Dear Buffalo,
I can’t trust that judgement when the music director states “it doesn’t matter” or “I can’t play those responses because they don’t sound good on guitar so we’ll just pick a song that sounds good”. Sorry!
Can I assume that the congregation is able to respond to his “songs?” Or do you all sing it through together in entirety.
In fairness to the person, are you aware that there are 150 psalms? Some are so long that they are not even used in fullness when it is printed in the sacramentary - but there are only portions of a psalm.
Are you able to positively determine from your knowledge of all 150 psalms that the words of the song he chooses are NOT a psalm? That they are NOT appropriate for a response to the reading?

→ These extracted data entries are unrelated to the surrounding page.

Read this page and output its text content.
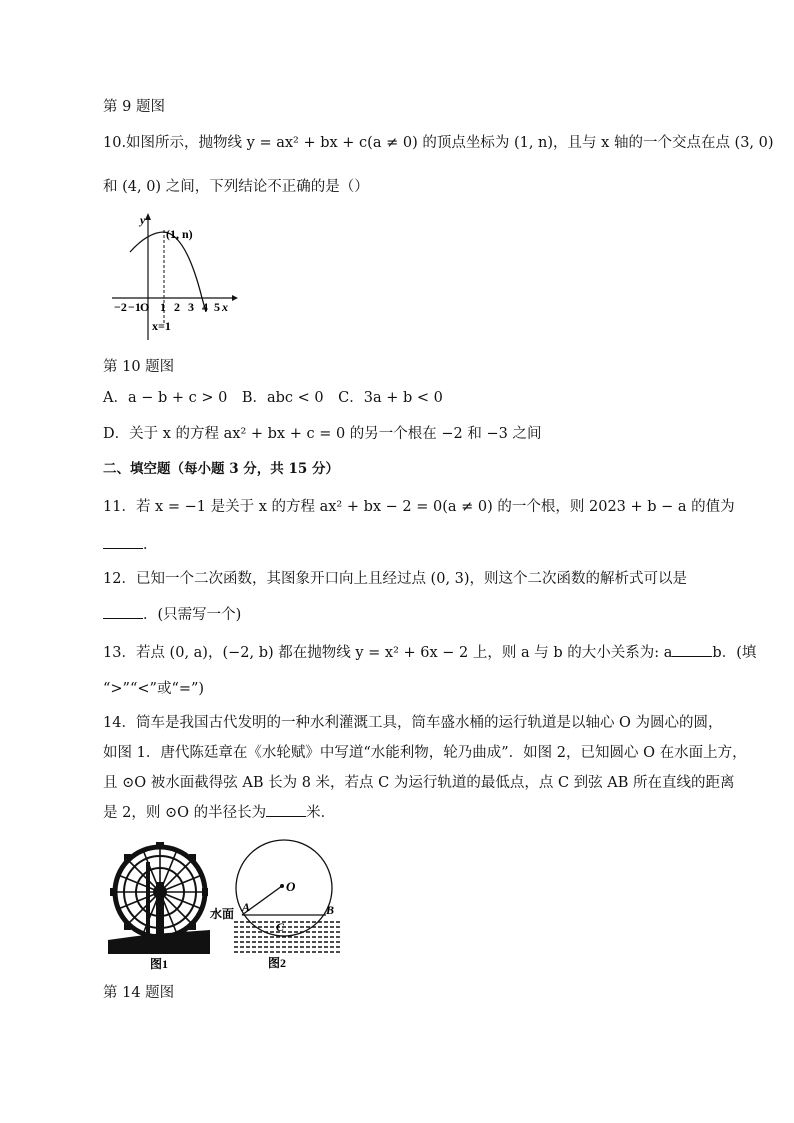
第 9 题图
10.如图所示，抛物线 y = ax² + bx + c(a ≠ 0) 的顶点坐标为 (1, n)，且与 x 轴的一个交点在点 (3, 0)
和 (4, 0) 之间，下列结论不正确的是（）
y
(1, n)
−2 −1 O 1 2 3 4 5 x
x=1
第 10 题图
A．a − b + c > 0　B．abc < 0　C．3a + b < 0
D．关于 x 的方程 ax² + bx + c = 0 的另一个根在 −2 和 −3 之间
二、填空题（每小题 3 分，共 15 分）
11．若 x = −1 是关于 x 的方程 ax² + bx − 2 = 0(a ≠ 0) 的一个根，则 2023 + b − a 的值为
．
12．已知一个二次函数，其图象开口向上且经过点 (0, 3)，则这个二次函数的解析式可以是
．(只需写一个)
13．若点 (0, a)，(−2, b) 都在抛物线 y = x² + 6x − 2 上，则 a 与 b 的大小关系为: a	b．(填
“>”“<”或“=”)
14．筒车是我国古代发明的一种水利灌溉工具，筒车盛水桶的运行轨道是以轴心 O 为圆心的圆，
如图 1．唐代陈廷章在《水轮赋》中写道“水能利物，轮乃曲成”．如图 2，已知圆心 O 在水面上方，
且 ⊙O 被水面截得弦 AB 长为 8 米，若点 C 为运行轨道的最低点，点 C 到弦 AB 所在直线的距离
是 2，则 ⊙O 的半径长为	米．
图1
O
水面 A	B
C
图2
第 14 题图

Our choir hymnal has all of the psalms listed in the index with a correlating hymn that contains its words. Do you
know that this person is not liturgically correct in picking one of them, even though it is on guitar? {I’m just playing devil’s advocate here.) It takes someone saying the Divine Office (Liturgy of the Hours) four full weeks to go through all of the psalms, and that is only if they say the full psalter all day. So it is quite possible to miss the connection of the hymn unless you have a trained ear for psalms.
If it bothers you, can you attend a mass without guitar accompaniment?
Buffalo, have you thought about what the Mass proper is? Somebody posted on the forum that a soldier in the field of battle may not be able to hear the Liturgy of the Word, but only the Liturgy of the Eucharist, and still have it be a valid mass. If the Psalm, which is part of the Liturgy of the Word, is replaced with a hymn that does not contain the psalm, whose responsibility is it?
Will God hold you accountable if you sing what the guitarist selects? Is it really all that grave of an abuse to worry yourself about it? Do you honestly ask the guitarist each week if (s)he picked a song with the proper psalm in it? I pray that you give your spirit rest and not concern yourself about things that are not obvious to your ordinary ability to discern.
By the way, the above words are in a psalm: #131, “O Lord, my heart is not proud, nor are my eyes haughty; I busy not myself with great things, nor with things beyond my strength. Nay rather, I have stilled and quieted my soul like a weaned child. Like a weaned child on its mother’s lap, so is my soul within me.”
And there is a hymn that uses these words, rather popular, in fact:
Like a Child Rests. Would anyone recognize it as a psalm?